When to play room painter and when to leave it to a pro?

The keys could use a paint job after all these years? On the one hand, you may be tired of the aggressive fuchsia that seemed so timeless three years ago. And then there's hygiene...

How often should one paint an apartment?

Exactly, hygiene. Old paint holds germs and they're damn good at it. Dust, dirt, grease, smells, mildew. That doesn't sound very appealing...

It's hell on allergy sufferers. The mould is an added bonus if you want to grow asthma in addition to the dark maps on the wall. Staying in a room like that for a long time is a surefire way to get it. 

Cleanliness half the health. Experts therefore recommend taking a brush/roller to hand at least every 5 years.


Vulnerable places in the apartment

Some rooms get an extra workout. The bathroom is probably the first to come to mind, as water is always in play, and mould can make it big. But even the kitchen is a real saigon - the cooking fumes make it an unwinnable battle with dampness. Plus, this is where the grease on the walls is the biggest threat. 


Families with children and dogs/cats are also an endangered species. These creatures of action are flying around, swirling and creating dust. In homes with children and other pets, it is wise to paint every 2 years. At least in the kids room and hallway. 


Are you going it alone? Congratulations, you are brave fighters 

You're not a complete manual hoof so you want to take the plunge yourself? That's right, work breeds. Plus, after a day at the corporate office, you'll appreciate stretching your stiff muscles with up-and-down brush strokes. Great argument, you've convinced yourself and us.


When and how to go it alone? 

Depending on the condition of the walls.
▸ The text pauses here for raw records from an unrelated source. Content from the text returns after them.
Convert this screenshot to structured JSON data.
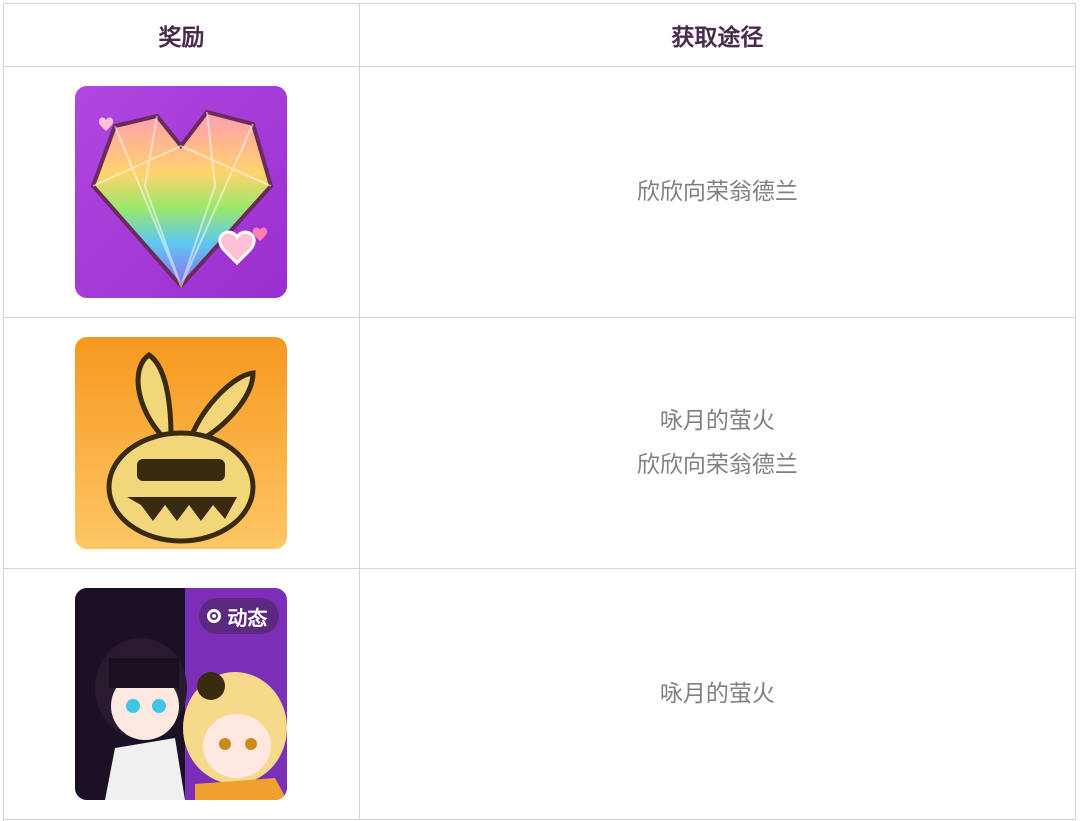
{
  "table": {
    "headers": {
      "reward": "奖励",
      "source": "获取途径"
    },
    "rows": [
      {
        "icon": "rainbow-heart-gem-icon",
        "icon_bg": "#a43fd8",
        "sources": [
          "欣欣向荣翁德兰"
        ]
      },
      {
        "icon": "golden-bunny-medal-icon",
        "icon_bg": "#f5a623",
        "sources": [
          "咏月的萤火",
          "欣欣向荣翁德兰"
        ]
      },
      {
        "icon": "chibi-characters-avatar-icon",
        "icon_bg": "#7b2fb8",
        "badge": "动态",
        "sources": [
          "咏月的萤火"
        ]
      }
    ]
  },
  "colors": {
    "header_text": "#4a2a4f",
    "body_text": "#808080",
    "border": "#d4d4d4"
  }
}
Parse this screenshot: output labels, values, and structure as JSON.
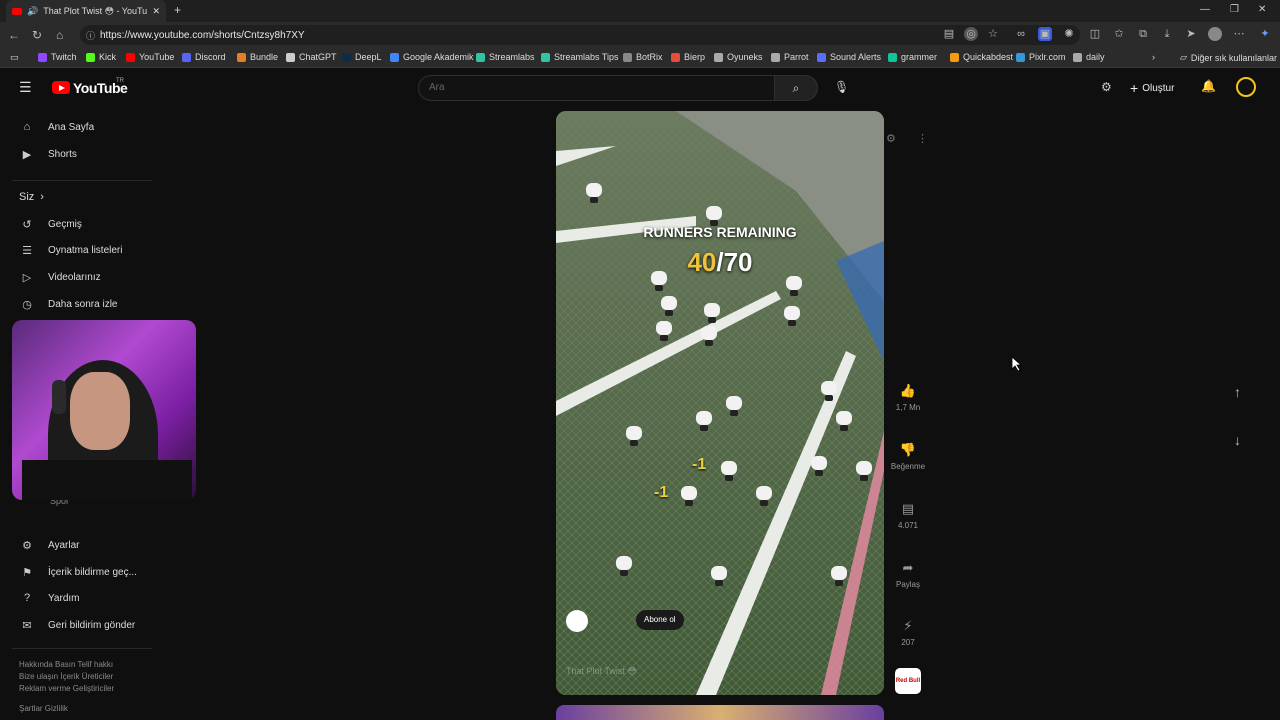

Yeah, a crucial criterion. It's really stupid when you get a stronger roller stroke and the original undercoat peels off. So while you're still on the starting line, do a critical wall-by-wall inspection. 
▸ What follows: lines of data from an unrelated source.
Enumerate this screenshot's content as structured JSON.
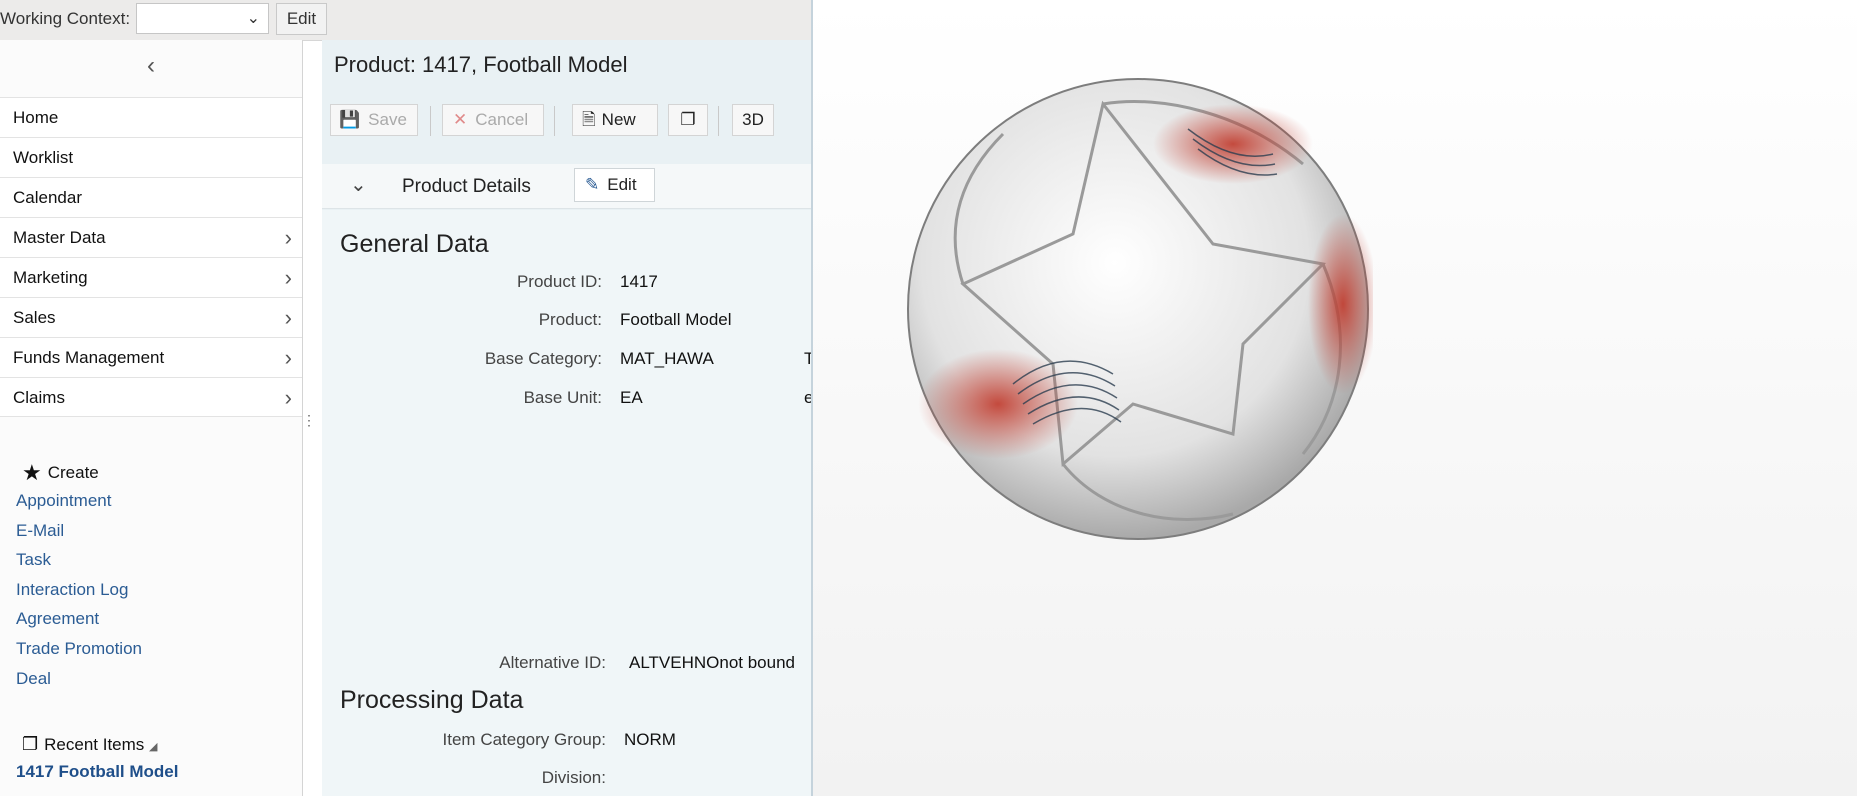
{
  "topbar": {
    "working_context_label": "Working Context:",
    "working_context_value": "",
    "edit_label": "Edit"
  },
  "nav": {
    "items": [
      {
        "label": "Home",
        "has_children": false
      },
      {
        "label": "Worklist",
        "has_children": false
      },
      {
        "label": "Calendar",
        "has_children": false
      },
      {
        "label": "Master Data",
        "has_children": true
      },
      {
        "label": "Marketing",
        "has_children": true
      },
      {
        "label": "Sales",
        "has_children": true
      },
      {
        "label": "Funds Management",
        "has_children": true
      },
      {
        "label": "Claims",
        "has_children": true
      }
    ],
    "create_label": "Create",
    "create_links": [
      "Appointment",
      "E-Mail",
      "Task",
      "Interaction Log",
      "Agreement",
      "Trade Promotion",
      "Deal"
    ],
    "recent_label": "Recent Items",
    "recent_items": [
      "1417 Football Model"
    ]
  },
  "main": {
    "title": "Product: 1417, Football Model",
    "toolbar": {
      "save": "Save",
      "cancel": "Cancel",
      "new": "New",
      "three_d": "3D"
    },
    "section": {
      "title": "Product Details",
      "edit": "Edit"
    },
    "general_data": {
      "title": "General Data",
      "fields": [
        {
          "label": "Product ID:",
          "value": "1417",
          "clipped": ""
        },
        {
          "label": "Product:",
          "value": "Football Model",
          "clipped": ""
        },
        {
          "label": "Base Category:",
          "value": "MAT_HAWA",
          "clipped": "T"
        },
        {
          "label": "Base Unit:",
          "value": "EA",
          "clipped": "e"
        }
      ],
      "alternative_id": {
        "label": "Alternative ID:",
        "value": "ALTVEHNOnot bound"
      }
    },
    "processing_data": {
      "title": "Processing Data",
      "fields": [
        {
          "label": "Item Category Group:",
          "value": "NORM"
        },
        {
          "label": "Division:",
          "value": ""
        }
      ]
    }
  },
  "colors": {
    "link": "#2b5c94",
    "panel_bg": "#e9f1f4",
    "accent_red": "#c0392b"
  }
}
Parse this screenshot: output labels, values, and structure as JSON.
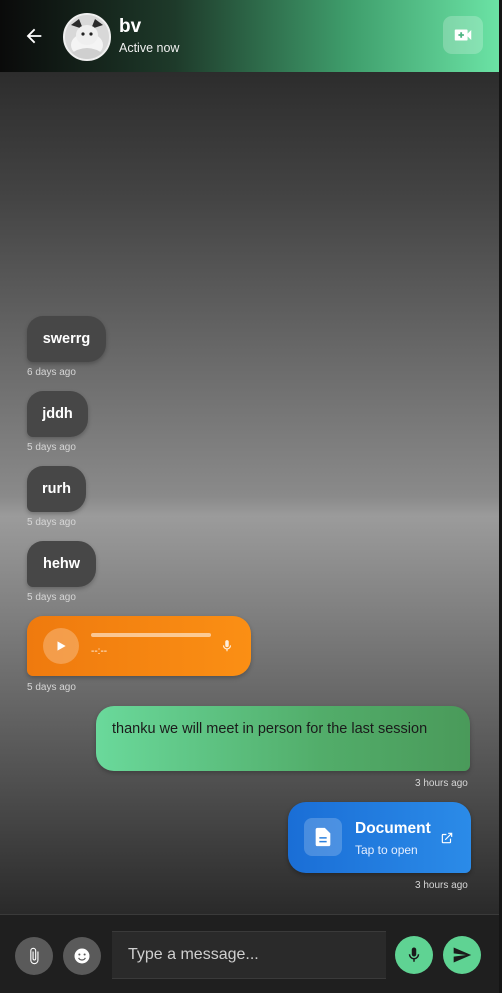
{
  "header": {
    "contact_name": "bv",
    "status": "Active now"
  },
  "icons": {
    "back": "arrow-left-icon",
    "video": "video-call-icon",
    "play": "play-icon",
    "mic": "mic-icon",
    "document": "file-icon",
    "open": "external-link-icon",
    "attach": "paperclip-icon",
    "emoji": "smiley-icon",
    "send": "send-icon"
  },
  "colors": {
    "accent": "#5fd393",
    "audio": "#f58410",
    "document": "#2080e0"
  },
  "messages": {
    "m1": {
      "text": "swerrg",
      "time": "6 days ago"
    },
    "m2": {
      "text": "jddh",
      "time": "5 days ago"
    },
    "m3": {
      "text": "rurh",
      "time": "5 days ago"
    },
    "m4": {
      "text": "hehw",
      "time": "5 days ago"
    },
    "audio": {
      "duration": "--:--",
      "time": "5 days ago"
    },
    "m5": {
      "text": "thanku we will meet in person for the last session",
      "time": "3 hours ago"
    },
    "doc": {
      "title": "Document",
      "subtitle": "Tap to open",
      "time": "3 hours ago"
    }
  },
  "composer": {
    "placeholder": "Type a message..."
  }
}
If the wall material is non-standard and you guess the paint won't stick to it, top it up with a primer first. This also applies to brand new walls that will only need to be painted with the first coat. Penetration will unify the substrate, increasing the adhesion of the subsequent coat of paint. It will also cover better. If you're painting somewhere where there's a risk of mould, reach for a fungicide primer and you're done. I mean, well treated. 
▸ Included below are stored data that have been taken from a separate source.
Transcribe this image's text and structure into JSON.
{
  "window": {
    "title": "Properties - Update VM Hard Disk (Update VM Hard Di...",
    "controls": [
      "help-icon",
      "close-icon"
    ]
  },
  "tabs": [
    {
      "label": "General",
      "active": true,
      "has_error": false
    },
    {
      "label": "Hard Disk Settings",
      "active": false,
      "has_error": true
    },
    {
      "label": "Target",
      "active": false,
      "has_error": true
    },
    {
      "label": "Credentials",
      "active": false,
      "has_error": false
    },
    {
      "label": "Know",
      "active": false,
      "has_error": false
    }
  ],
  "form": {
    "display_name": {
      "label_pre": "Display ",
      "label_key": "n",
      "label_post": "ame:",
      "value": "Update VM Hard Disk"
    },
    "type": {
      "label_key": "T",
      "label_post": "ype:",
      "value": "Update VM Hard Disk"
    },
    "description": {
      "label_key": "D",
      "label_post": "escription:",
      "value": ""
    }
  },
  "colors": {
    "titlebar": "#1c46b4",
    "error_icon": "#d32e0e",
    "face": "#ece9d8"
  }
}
If you've painstakingly ripped off wallpaper while gnashing your teeth, you're probably in for some fun in the form of smoothing the surfaces with putty and then sanding them down. 


If there's already a pile of previous paint on the wall that has reduced the room by half a square metre, you're in for a scrape. No fun. But necessary. Isn't it? We recommend soaking for half an hour with warm water, having a coffee (or a shot) and then a scraper in your hand and scraping and scraping. Until the plaster is solid. It's a killer job, so feel free to get the kids involved. At least then they'll find vacuuming and clearing out the dishwasher to be good fun. 


Are the documents ready to go? 


Now it's gonna be more fun. Someone's gonna start scribbling paint on the wall, but you be smart. Get a little strategic. Unscrew what you can - cabinets, switches... Take down what you can - clocks, pictures... What sticks like concrete, tape it up with yellow masking tape - critical areas like door frames and stuff. 


Then pick up a paintbrush first and paint difficult passages like corners, door frames, areas around kitchen cabinets... 


Well, then grab a roller. Paint the ceiling first, the walls later. And fanatically ventilate continuously. 


Yeah, today's paints usually cover in the first coat. Still, we recommend two coats, don't really try to avoid it. Most of the time, it'll catch up with you. Paint number one has to dry perfectly, you can't run a train over it. And you can't do that without ventilation. That said, painting in January is not a great idea... 


I mean, it might work, but the hard work... is it worth it?


But maybe you're more like Pat and Mat and just hire a pro to do the painting. Or maybe the walls are really challenging and even as a layman, you know that you'll use up a whole lot of calories and energy just scraping the walls. 


Yeah, and having painters do your painting has major secondary benefits: a real pro will bring in some of those pieces to cover the floor, etc. And he'll clean up after himself at the end. Anyone who has ever washed brushes, roller and cleaned up after painting understands the magnificence of this benefit. 


(My father-in-law will tell you, with provocative disdain in his voice, that he always did everything himself at home. You might mention the fact that he doesn't conduct a two-hour meeting in English with his colleagues in America every Wednesday. And that's it.) 


May the work succeed and your walls shine like freshly fallen snow. Or like a Vegas casino. Depends on your taste. As long as you have a good, healthy life.